Una de las incursiones policiales más sangrientas de las últimas décadas sumerge a las favelas de Río en un baño de sangre, con al menos 64 fallecidos, mientras el gobierno federal evalúa una polémica militarización del conflicto.
Río de Janeiro se despertó este martes bajo el estruendo de una guerra. Desde la madrugada, los populosos conjuntos de favelas del Alemão y Penha se convirtieron en el epicentro de una ofensiva sin precedentes, donde el enfrentamiento entre las fuerzas de seguridad y la facción narcotraficante del Comando Vermelho dejó un reguero de al menos sesenta y cuatro víctimas mortales. El balance, aún provisional, estremece por su crudeza: sesenta de los fallecidos eran civiles, atrapados en el fuego cruzado entre balas y granadas, mientras que cuatro agentes de las fuerzas de seguridad también perdieron la vida.
El paisaje en las colinas fue dantesco. Helicópteros y drones de la policía surcaban el cielo, mientras el tableteo intermitente de las ametralladoras, provenientes tanto del Batallón de Operaciones Especiales como de los bien pertrechados narcotraficantes, no cesaba. Las imágenes aéreas captadas por las autoridades mostraban a supuestos integrantes del cártel huyendo con destreza por la espesa vegetación de los morros, un paraíso natural convertido en campo de batalla. Su escape se producía a través de veredas estrechas, lejos de la mirada de una población aterrorizada.
La vida paralizada en medio del caos
Más abajo, en el corazón de las comunidades, la vida se detuvo por completo. Escuelas, centros de salud y comercios permanecieron con sus puertas cerradas. Los residentes, presas del pánico, se refugiaron en sus viviendas, documentando la barbarie con sus teléfonos celulares. Las calles, bloqueadas con piedras y neumáticos en llamas por los traficantes para dificultar el avance de los pesados blindados policiales, conocidos como «caveirões», se transformaron en pasajes desolados. Estos obstáculos, sin embargo, solo ralentizaban el avance de unas fuerzas de seguridad que disparaban contra todo lo que se movía en su entorno, sin distinción aparente.

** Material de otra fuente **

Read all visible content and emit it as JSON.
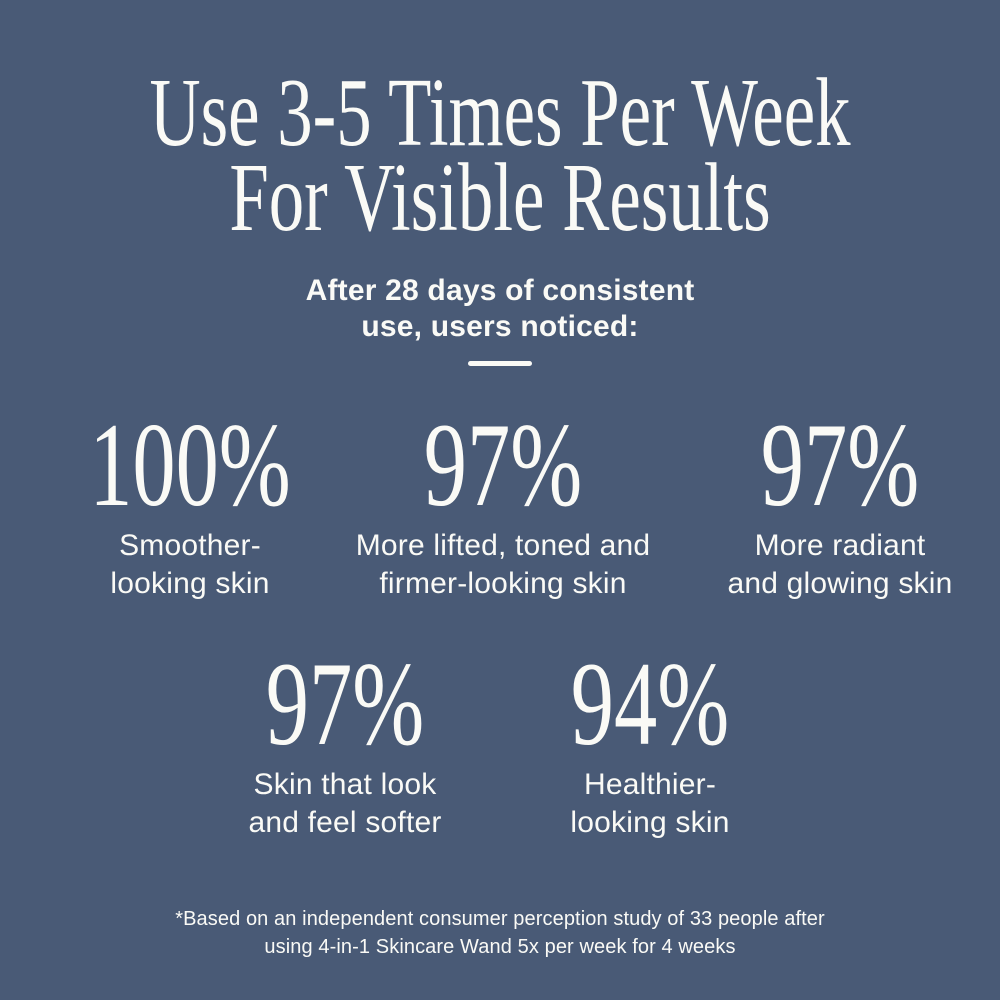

El caos se extendió más allá de los límites de las favelas, contaminando el ritmo de toda la ciudad. Varias avenidas principales fueron cerradas, colapsando el tráfico y recordando a los cariocas la guerra de baja intensidad a la que están habituados, una rutina macabra donde aplicaciones móviles que alertan sobre tiroteos se han vuelto una herramienta de supervivencia cotidiana.

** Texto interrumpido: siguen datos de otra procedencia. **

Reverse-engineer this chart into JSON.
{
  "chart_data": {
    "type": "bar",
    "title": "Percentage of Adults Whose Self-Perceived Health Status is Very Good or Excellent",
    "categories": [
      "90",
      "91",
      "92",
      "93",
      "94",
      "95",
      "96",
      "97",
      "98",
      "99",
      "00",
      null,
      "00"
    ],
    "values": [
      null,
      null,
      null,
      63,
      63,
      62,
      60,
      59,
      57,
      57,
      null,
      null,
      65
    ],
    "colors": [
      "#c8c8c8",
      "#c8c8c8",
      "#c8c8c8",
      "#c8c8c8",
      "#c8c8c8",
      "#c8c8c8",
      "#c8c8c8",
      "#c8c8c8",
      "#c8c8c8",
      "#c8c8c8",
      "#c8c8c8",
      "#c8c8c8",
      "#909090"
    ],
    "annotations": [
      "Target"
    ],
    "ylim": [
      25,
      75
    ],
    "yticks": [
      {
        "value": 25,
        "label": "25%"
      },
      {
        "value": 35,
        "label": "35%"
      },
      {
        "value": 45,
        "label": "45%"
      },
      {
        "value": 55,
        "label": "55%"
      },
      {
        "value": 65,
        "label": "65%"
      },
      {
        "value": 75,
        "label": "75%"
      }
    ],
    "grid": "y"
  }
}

La justificación política y la sombra de Bolsonaro
Desde el poder estatal, el gobernador Claudio Castro, aliado del expresidente Jair Bolsonaro, defendió con vehemencia la violencia desplegada por los más de dos mil efectivos movilizados. En una entrevista concedida a la cadena CNN Brasil, a la que la policía facilitó exclusivas imágenes aéreas, Castro tildó a los miembros del Comando Vermelho de no ser meros delincuentes, sino “terroristas”, un término cargado de implicancias que justifica el uso de la fuerza máxima. Esta retórica encontró eco en figuras mediáticas afines y parece haber sido anunciada días atrás por el senador Flavio Bolsonaro, hijo del expresidente y una pieza de enorme influencia en la política de seguridad de Río. El legislador no solo había propuesto considerar a los narcos como terroristas, sino que llegó a expresar su “envidia” por la política de seguridad estadounidense, sugiriendo una intervención militar extranjera en la bahía de Guanabara.

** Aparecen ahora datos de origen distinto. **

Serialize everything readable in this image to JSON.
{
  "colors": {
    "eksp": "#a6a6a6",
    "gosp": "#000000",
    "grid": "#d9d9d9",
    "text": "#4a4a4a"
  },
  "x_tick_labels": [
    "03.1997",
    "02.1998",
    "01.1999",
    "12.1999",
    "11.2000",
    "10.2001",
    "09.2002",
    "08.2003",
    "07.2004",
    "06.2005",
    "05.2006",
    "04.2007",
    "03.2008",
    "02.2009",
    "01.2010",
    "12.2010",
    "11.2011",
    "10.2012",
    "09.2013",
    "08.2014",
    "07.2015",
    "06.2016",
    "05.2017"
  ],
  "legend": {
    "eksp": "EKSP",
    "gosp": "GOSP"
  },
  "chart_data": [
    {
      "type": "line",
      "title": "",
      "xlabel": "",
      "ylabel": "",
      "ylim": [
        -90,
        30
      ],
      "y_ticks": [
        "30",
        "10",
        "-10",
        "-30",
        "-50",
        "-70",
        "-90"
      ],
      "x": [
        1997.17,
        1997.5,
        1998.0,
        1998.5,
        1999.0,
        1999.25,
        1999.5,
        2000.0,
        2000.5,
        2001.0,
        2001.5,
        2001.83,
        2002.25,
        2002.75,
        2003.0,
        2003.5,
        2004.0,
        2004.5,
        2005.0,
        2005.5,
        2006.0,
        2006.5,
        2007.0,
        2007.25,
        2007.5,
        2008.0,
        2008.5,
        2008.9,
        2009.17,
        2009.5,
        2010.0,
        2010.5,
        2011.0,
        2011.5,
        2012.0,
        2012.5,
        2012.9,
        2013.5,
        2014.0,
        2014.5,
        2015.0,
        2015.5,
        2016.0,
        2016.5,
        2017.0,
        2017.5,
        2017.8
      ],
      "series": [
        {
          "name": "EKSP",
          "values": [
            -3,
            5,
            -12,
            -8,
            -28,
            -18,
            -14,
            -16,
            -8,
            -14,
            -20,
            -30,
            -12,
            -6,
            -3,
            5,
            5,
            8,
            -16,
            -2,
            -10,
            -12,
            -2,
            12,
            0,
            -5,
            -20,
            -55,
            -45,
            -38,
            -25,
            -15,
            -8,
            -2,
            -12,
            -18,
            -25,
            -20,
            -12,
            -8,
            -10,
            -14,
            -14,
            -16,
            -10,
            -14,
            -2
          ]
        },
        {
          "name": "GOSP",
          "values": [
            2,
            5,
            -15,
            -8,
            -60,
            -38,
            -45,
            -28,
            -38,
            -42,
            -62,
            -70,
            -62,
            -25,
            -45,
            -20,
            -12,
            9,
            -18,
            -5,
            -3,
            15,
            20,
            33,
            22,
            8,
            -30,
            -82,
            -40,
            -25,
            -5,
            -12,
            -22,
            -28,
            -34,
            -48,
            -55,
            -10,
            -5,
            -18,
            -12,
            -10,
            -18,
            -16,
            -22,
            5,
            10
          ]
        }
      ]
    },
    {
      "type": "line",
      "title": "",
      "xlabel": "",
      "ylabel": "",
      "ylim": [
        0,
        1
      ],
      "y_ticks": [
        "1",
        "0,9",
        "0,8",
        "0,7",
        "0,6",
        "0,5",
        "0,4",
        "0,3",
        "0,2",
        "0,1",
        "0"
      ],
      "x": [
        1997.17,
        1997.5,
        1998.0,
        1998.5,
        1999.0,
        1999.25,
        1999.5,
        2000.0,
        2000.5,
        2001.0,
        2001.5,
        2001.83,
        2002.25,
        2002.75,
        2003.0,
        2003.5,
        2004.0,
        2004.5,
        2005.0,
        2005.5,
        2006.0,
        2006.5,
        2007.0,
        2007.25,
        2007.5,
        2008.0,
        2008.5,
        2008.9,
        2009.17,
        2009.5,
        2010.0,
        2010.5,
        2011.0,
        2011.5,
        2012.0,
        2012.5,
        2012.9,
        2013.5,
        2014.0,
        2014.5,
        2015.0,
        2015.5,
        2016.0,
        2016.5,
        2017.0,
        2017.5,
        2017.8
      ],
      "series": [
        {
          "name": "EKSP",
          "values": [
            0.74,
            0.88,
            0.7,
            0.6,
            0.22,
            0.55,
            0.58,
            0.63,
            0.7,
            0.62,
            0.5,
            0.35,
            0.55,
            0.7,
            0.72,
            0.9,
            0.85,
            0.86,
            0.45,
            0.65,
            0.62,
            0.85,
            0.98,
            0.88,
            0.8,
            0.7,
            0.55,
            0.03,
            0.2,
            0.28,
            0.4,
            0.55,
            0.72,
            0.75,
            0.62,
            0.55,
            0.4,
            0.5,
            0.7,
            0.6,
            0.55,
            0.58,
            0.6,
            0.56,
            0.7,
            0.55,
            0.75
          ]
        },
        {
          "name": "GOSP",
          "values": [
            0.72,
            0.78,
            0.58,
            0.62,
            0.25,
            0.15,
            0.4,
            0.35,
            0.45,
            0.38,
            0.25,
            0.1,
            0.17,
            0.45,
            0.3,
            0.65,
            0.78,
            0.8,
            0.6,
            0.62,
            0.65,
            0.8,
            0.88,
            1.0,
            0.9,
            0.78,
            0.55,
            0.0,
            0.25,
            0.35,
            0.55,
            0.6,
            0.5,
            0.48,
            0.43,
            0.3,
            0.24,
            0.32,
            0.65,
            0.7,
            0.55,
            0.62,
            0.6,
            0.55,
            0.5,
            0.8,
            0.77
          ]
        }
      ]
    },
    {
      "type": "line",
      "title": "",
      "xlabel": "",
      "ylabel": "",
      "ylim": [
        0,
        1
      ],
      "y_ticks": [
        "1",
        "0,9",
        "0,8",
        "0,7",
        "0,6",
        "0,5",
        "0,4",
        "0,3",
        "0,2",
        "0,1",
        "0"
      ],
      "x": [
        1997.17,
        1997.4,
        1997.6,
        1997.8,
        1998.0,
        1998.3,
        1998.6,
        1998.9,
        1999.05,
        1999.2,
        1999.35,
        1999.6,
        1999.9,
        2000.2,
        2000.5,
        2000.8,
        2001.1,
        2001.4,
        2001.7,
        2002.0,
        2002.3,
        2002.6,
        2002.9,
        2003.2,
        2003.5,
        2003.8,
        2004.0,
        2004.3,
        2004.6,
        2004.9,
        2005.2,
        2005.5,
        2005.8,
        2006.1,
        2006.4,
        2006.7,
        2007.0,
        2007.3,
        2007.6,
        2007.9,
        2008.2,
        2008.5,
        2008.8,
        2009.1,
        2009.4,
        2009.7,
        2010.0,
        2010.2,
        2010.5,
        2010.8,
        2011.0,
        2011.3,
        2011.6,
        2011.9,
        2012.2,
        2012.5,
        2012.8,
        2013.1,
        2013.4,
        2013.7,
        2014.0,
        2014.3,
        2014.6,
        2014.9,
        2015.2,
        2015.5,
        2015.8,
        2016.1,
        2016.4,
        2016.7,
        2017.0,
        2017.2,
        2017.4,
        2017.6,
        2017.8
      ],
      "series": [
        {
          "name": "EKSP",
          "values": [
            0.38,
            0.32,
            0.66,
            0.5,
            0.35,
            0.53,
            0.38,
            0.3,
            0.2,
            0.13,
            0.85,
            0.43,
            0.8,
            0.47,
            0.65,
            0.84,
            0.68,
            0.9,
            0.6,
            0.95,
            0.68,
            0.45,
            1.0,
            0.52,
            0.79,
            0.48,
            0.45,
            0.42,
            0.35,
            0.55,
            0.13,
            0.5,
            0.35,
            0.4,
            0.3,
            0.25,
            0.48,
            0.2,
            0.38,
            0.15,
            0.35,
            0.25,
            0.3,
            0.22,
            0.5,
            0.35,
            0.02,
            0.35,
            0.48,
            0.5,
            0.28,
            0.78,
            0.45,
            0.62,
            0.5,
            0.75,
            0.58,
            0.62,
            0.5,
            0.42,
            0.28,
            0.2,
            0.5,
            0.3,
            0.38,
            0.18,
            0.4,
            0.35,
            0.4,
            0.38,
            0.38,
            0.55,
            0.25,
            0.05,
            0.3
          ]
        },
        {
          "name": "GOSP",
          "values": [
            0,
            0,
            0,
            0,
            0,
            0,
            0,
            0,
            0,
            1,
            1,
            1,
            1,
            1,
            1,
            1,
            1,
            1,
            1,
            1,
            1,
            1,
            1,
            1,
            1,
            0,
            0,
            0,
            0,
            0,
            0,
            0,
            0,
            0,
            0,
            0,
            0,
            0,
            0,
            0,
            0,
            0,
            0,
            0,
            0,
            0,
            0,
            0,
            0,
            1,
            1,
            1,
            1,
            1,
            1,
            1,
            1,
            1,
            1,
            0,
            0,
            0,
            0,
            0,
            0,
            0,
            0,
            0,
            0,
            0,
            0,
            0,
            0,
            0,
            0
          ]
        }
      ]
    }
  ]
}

La delicada respuesta del gobierno de Lula
La crisis tomó por sorpresa al presidente Luiz Inácio Lula da Silva, quien se encontraba en el aire, de regreso de una gira oficial. La magnitud de los hechos obligó a una reunión de urgencia en el Palacio del Planalto, convocada por el vicepresidente y el ministro de la Casa Civil. El dilema para el gobierno federal es profundo. Antes de la reunión, el ministro de Justicia, Ricardo Lewandowski, dejó entrever la reticencia oficial a firmar un decreto de Garantía de la Ley y el Orden (GLO), el instrumento necesario para desplegar a las Fuerzas Armadas. Para la administración Lula, la militarización de la seguridad pública representa una línea roja, pues equipararía el narcotráfico a un problema de defensa nacional, fortaleciendo la tesis política de sus opositores.
Al cierre de esta edición, el gobierno no se había pronunciado sobre las decisiones tomadas en el cónclave ministerial. La incertidumbre se cierne sobre Río, donde la posibilidad de que soldados patrullen las favelas desde cuyas alturas se divisan las playas más hermosas del mundo sigue latente, mientras el sonido de los disparos, aunque más esporádico, no termina de apagarse.